Monday, June 15, 2009

Staying In Love

I finally finished watching Andy Stanley's series called Staying In Love and absolutely loved it! (no pun intended) These are just a few highlights of the notes I wrote in my journal while I watched. I averaged about 3-4 pages for each week (4 weeks) so I won't put them all up, but I would really suggest checking it out.

-The key to staying in love is to make love a verb.
-Choosing the right person is part of it, but learning to be and become the right person is the bigger part of it.
-The feelings and emotions are not the engine of the relationship.
-Love is something you actively do.
-It's about mutual submission. The biggest conflict should be who takes priority. Even if you don't make my the priority, I'm making you my priority. When you are constantly putting each other ahead of yourselves, it creates a balance.
-Submission means I place myself under you because I want to, not because you want me to or I feel like I have to.

-Falling in love requires a pulse; staying in love requires a plan. Falling in love requires attraction; staying in love requires action.
-God created me to love someone intimately in every way possible and to do life with them until death parts us, but the world tells me this isn't possible.
-Even though loving like Christ is difficult, isn't it true that I would love to be loved like that?
-The heart of staying in love is valuing him above myself. Always act like he is more important that me. I defer to him. It's about respect. All day, every day.
-How do I treat my most valuable possession? There's almost a sense of awe about it. That's how I should treat him. It comes naturally at first and then becomes something that is done intentionally. That's how the love gets deeper and better. It's a lifestyle to be developed.
-I am mostly interested in the things that interest me. I must learn to express interest in whatever he is interested in and support it.
-I can spend the rest of my life being right or I can be in love. I can't have both. (that's a big deal for stubborn me)

-It would be possible to be in love like we're 16 years old forever if our hearts had never been hurt and we didn't have any baggage, but that's not what life is like. We all have stuff inside of us and don't really know what it is until we're in a committed relationship and we hit a bump. The reason these "things" come out isn't because of the other person, it's because of what is inside.
-My ability to feel a certain way is determined by the condition of my heart. My ability to stay in love has as much to do with my heart as it does with who I'm with. Everything I do flows from my heart. My relationship is the overflow of my heart. If my heart isn't in good shape, I won't be able to maintain a healthy relationship.
-If I want to stay in love, I have to monitor my heart.

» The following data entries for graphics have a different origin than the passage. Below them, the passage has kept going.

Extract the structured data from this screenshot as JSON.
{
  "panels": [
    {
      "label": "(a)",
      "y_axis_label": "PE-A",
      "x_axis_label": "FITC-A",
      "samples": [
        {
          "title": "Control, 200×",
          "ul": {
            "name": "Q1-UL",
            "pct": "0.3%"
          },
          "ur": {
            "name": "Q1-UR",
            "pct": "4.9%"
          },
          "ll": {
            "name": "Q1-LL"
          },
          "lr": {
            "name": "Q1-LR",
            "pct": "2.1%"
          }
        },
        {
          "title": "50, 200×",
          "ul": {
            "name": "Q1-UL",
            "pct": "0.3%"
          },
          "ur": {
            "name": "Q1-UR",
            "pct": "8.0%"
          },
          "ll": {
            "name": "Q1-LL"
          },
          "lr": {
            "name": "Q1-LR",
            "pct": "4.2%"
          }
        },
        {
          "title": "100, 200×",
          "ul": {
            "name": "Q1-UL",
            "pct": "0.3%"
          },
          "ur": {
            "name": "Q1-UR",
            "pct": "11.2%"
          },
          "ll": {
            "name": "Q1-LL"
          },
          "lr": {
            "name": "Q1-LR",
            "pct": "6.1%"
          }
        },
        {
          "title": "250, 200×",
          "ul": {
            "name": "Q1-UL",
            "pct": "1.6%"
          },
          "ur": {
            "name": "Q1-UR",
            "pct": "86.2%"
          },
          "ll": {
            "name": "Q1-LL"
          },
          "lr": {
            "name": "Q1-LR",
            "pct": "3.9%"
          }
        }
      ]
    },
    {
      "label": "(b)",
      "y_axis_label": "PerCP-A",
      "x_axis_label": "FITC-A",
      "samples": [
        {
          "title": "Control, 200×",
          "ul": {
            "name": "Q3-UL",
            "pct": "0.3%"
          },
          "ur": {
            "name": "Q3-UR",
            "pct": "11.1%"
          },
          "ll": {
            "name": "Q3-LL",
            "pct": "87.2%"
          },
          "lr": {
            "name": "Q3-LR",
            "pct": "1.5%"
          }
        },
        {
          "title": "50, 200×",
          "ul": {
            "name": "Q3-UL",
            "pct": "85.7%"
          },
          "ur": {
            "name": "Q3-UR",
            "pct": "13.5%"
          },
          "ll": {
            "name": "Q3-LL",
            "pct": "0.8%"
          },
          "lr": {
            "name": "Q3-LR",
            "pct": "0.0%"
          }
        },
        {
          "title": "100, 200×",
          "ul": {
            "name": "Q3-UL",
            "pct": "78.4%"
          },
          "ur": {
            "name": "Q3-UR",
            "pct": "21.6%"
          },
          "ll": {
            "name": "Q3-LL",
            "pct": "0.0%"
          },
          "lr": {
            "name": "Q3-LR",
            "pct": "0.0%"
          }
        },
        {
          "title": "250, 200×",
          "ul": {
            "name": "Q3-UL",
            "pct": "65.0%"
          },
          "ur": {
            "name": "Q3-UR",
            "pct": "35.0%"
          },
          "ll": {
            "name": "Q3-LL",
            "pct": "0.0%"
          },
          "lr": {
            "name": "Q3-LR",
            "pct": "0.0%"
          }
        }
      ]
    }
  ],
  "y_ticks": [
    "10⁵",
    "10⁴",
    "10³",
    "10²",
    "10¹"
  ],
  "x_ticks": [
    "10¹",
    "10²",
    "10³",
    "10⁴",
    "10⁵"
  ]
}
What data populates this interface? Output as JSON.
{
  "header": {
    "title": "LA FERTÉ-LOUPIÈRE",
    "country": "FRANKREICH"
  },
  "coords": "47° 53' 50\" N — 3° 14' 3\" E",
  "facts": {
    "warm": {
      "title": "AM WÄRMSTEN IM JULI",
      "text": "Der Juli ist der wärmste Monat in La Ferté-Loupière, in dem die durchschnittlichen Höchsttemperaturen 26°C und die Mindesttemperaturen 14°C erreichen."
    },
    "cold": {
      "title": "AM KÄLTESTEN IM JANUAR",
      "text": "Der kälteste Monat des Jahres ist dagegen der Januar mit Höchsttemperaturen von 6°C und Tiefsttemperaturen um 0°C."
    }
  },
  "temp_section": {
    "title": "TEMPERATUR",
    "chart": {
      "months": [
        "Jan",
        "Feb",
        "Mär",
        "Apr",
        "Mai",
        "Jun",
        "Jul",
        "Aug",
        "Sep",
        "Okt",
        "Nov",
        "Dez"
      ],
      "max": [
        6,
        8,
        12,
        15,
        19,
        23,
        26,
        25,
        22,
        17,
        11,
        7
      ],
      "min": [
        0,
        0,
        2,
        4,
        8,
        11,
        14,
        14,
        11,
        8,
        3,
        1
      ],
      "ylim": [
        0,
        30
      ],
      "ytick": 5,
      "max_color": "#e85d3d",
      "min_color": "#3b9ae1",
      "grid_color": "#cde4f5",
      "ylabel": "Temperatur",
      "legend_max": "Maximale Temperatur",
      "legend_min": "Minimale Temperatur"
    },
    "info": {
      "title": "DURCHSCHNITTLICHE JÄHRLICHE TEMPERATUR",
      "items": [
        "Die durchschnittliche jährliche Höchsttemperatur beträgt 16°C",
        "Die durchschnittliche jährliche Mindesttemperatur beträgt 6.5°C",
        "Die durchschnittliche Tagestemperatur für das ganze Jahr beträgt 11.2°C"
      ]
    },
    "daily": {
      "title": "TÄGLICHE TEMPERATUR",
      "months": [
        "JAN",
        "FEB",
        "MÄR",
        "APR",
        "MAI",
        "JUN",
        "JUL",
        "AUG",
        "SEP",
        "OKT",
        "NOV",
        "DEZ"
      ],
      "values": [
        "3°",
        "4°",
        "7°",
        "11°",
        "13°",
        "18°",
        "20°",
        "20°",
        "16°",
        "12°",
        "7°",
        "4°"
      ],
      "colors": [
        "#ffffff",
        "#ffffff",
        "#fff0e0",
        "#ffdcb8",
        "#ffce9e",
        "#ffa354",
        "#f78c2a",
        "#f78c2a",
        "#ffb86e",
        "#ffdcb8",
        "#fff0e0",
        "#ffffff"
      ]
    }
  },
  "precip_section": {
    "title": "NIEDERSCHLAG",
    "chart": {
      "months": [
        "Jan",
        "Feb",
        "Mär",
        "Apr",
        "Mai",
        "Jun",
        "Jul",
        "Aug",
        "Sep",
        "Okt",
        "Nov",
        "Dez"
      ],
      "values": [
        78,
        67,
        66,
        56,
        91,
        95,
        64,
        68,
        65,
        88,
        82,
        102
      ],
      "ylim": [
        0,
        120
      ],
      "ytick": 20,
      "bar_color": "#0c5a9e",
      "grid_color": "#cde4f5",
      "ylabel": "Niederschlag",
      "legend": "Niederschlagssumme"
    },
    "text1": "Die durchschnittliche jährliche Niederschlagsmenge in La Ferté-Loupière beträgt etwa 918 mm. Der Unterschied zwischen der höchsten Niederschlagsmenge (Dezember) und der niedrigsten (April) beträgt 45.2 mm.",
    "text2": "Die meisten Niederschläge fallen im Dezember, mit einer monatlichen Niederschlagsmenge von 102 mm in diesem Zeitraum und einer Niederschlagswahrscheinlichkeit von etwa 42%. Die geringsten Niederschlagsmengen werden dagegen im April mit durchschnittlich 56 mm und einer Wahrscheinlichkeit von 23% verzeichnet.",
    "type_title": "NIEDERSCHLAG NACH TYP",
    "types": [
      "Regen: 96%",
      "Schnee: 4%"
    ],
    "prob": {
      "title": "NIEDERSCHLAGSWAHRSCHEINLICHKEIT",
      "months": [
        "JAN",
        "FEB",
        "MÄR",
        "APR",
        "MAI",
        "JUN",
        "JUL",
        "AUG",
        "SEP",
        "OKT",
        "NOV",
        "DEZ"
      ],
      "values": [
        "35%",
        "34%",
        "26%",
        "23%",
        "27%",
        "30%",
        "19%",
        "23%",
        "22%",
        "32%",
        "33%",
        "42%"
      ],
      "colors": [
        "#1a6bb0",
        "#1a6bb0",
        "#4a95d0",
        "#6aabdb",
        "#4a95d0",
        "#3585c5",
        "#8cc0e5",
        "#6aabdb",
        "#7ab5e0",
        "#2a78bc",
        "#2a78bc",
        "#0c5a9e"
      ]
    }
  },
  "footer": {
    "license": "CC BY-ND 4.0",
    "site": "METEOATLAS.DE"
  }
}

-In every relationship, at some point, there is a gap between what we expect and how a person behaves. In these gaps me choose to either believe the best or assume the worst. That decision makes all the difference.
-2 things determine what you put in that gap: what you see (situation) and who you are (experiences)
-Find the most generous explanation for each other's behavior, and then believe it.
-Love protects the integrity of the relationship. I won't look for negatives. I'm looking for a way to keep love alive.
-Every time you choose to think negatively, you have contributed to the demise of your relationship.
-The last thing your significant other wants to do is disappoint you. When you go negative, it communicates disappointment and says "no matter how hard you try, you will never measure up" Every time that is communicated, you push them further and further away.
-When you choose to believe the best and communicate that, it builds the relationship.
-I will use these gaps to bring you closer to me. Am I willing to place in that gap "I trust you" until there is absolutely no excuse, and then we will have to have a tough conversation. But when that conversation is over, the trust comes right back in the gap.

1 comment:

  1. Um, yes. Kept inviting you to come to church with me!!! This was the series Andy was doing. Very, VERY good!